BRCA1 ensures genome integrity by eliminating estrogen-induced pathological topoisomerase II-DNA complexes.

Women having BRCA1 germ-line mutations develop cancer in breast and ovary, estrogen-regulated tissues, with high penetrance. Binding of estrogens to the estrogen receptor (ER) transiently induces DNA double-strand breaks (DSBs) by topoisomerase II (TOP2) and controls gene transcription. TOP2 resolves catenated DNA by transiently generating DSBs, TOP2-cleavage complexes (TOP2ccs), where TOP2 covalently binds to 5' ends of DSBs. TOP2 frequently fails to complete its catalysis, leading to formation of pathological TOP2ccs. We have previously shown that the endonucleolytic activity of MRE11 plays a key role in removing 5' TOP2 adducts in G1 phase.
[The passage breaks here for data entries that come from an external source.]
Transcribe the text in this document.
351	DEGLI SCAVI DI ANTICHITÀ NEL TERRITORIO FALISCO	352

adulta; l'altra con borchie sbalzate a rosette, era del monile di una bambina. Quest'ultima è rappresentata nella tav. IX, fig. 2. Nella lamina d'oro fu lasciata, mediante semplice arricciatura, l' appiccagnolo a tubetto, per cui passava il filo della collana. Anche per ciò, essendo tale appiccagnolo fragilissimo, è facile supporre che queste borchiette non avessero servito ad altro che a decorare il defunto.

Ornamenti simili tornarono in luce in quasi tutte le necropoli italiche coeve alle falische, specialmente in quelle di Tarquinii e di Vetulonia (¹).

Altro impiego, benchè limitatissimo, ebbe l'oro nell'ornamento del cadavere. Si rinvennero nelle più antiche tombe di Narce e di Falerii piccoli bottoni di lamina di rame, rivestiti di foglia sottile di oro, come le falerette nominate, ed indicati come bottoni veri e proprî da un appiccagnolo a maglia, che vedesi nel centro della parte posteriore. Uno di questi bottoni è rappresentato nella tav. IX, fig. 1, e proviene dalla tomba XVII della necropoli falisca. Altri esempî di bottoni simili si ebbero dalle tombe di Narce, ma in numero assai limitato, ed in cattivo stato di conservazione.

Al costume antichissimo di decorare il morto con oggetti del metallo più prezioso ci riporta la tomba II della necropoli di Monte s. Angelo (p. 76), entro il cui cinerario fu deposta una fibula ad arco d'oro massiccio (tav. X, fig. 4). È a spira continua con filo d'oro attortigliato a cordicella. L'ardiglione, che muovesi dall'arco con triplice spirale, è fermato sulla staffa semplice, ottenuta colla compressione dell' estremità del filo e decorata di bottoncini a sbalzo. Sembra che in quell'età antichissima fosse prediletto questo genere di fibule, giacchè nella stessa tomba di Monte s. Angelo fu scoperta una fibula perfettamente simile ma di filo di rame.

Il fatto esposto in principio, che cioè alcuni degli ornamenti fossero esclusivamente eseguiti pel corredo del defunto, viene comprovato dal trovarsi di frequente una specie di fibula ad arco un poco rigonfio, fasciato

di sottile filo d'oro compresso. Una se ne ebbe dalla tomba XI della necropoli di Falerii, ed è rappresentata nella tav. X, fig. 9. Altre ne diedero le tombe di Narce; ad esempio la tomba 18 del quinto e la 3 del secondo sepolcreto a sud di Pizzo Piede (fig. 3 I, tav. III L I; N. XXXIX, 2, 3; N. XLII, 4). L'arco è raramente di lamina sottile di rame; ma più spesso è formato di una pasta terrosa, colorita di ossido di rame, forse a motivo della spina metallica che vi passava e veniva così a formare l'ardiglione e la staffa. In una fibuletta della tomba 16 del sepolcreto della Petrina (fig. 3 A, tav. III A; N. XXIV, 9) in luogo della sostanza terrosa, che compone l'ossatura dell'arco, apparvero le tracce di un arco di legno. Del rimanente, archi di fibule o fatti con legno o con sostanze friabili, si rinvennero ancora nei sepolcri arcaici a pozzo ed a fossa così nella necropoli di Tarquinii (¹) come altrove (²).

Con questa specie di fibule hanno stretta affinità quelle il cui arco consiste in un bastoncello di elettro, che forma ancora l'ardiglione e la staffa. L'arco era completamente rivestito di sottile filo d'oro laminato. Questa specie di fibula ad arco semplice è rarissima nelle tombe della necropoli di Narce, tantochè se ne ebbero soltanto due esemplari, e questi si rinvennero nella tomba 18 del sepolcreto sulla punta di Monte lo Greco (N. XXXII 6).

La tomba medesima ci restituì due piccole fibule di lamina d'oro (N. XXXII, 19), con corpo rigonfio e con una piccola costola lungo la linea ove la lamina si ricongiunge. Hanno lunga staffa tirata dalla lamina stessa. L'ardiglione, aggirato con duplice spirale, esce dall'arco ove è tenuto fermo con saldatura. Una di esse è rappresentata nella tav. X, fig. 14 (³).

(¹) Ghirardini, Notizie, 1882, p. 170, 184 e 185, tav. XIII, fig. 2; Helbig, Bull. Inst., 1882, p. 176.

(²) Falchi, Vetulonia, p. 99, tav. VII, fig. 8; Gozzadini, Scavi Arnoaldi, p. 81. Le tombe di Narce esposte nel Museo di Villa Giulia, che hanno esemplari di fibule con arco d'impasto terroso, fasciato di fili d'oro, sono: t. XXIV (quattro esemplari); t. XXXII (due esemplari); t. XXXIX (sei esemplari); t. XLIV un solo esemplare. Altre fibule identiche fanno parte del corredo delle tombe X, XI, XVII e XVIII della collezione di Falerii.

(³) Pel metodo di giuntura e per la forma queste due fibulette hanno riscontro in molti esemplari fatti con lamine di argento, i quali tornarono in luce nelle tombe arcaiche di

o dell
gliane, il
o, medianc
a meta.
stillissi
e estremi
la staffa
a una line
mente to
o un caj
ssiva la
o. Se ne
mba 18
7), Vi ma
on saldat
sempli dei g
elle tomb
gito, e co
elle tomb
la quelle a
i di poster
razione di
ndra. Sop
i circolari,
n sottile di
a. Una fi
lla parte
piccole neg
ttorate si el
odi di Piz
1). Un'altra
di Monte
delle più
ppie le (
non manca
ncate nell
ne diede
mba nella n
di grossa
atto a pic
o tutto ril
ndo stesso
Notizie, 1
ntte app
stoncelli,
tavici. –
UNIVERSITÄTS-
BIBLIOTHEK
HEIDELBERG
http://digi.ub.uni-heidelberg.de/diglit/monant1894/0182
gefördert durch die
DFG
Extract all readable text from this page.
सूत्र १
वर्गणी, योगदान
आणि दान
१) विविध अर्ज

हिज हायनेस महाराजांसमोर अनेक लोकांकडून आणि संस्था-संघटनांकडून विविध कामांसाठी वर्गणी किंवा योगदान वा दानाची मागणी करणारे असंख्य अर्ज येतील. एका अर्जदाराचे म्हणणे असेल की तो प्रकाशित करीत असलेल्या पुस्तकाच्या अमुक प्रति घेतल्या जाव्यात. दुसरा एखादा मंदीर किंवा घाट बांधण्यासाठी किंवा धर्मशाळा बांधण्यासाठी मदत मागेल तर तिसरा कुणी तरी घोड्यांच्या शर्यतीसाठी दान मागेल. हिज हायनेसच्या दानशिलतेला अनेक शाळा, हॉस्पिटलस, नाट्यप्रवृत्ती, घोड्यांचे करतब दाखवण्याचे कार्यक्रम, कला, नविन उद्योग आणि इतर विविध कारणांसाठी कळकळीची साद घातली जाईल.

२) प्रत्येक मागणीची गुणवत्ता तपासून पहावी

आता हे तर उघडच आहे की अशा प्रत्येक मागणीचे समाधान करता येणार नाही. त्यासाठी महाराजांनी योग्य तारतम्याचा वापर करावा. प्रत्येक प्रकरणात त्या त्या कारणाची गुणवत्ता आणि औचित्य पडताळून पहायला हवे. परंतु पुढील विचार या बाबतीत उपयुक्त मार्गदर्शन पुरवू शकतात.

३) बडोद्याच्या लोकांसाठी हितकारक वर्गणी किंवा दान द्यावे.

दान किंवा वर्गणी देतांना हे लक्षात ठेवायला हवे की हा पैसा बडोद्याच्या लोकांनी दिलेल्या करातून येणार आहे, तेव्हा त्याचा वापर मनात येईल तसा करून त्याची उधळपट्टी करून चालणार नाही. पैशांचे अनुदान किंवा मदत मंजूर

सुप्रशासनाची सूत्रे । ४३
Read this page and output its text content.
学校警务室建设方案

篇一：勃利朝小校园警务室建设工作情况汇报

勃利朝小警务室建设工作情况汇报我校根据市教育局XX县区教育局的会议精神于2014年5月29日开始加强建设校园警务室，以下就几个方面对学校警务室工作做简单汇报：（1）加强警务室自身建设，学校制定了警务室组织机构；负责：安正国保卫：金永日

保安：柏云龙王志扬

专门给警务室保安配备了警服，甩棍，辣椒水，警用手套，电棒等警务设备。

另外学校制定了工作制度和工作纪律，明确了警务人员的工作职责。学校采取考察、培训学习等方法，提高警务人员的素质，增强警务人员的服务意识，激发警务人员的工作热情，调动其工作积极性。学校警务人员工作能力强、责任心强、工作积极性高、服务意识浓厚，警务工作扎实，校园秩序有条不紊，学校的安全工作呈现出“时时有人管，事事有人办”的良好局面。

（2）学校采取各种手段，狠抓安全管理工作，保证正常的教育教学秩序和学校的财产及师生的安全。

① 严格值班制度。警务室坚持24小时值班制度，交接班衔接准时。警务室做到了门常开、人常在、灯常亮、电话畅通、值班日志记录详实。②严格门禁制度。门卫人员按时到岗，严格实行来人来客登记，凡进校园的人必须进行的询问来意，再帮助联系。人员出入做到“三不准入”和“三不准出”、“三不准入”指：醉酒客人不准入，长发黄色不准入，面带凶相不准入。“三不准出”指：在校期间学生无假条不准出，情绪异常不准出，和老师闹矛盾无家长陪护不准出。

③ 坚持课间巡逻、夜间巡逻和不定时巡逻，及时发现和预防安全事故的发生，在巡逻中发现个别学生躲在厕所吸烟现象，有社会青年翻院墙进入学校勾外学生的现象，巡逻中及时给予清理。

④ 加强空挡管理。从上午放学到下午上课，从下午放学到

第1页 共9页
We show here that BRCA1 promotes MRE11-mediated removal of TOP2 adducts in G1 phase. We disrupted the BRCA1 gene in 53BP1-deficient ER-positive breast cancer and B cells. The loss of BRCA1 caused marked increases of pathological TOP2ccs in G1 phase following exposure to etoposide, which generates pathological TOP2ccs. We conclude that BRCA1 promotes the removal of TOP2 adducts from DSB ends for subsequent nonhomologous end joining. BRCA1-deficient cells showed a decrease in etoposide-induced MRE11 foci in G1 phase, suggesting that BRCA1 repairs pathological TOP2ccs by promoting the recruitment of MRE11 to TOP2cc sites. BRCA1 depletion also leads to the increase of unrepaired DSBs upon estrogen treatment both in vitro in G1-arrested breast cancer cells and in vivo in epithelial cells of mouse mammary glands. BRCA1 thus plays a critical role in removing pathological TOP2ccs induced by estrogens as well as etoposide. We propose that BRCA1 suppresses tumorigenesis by removing estrogen-induced pathological TOP2ccs throughout the cell cycle.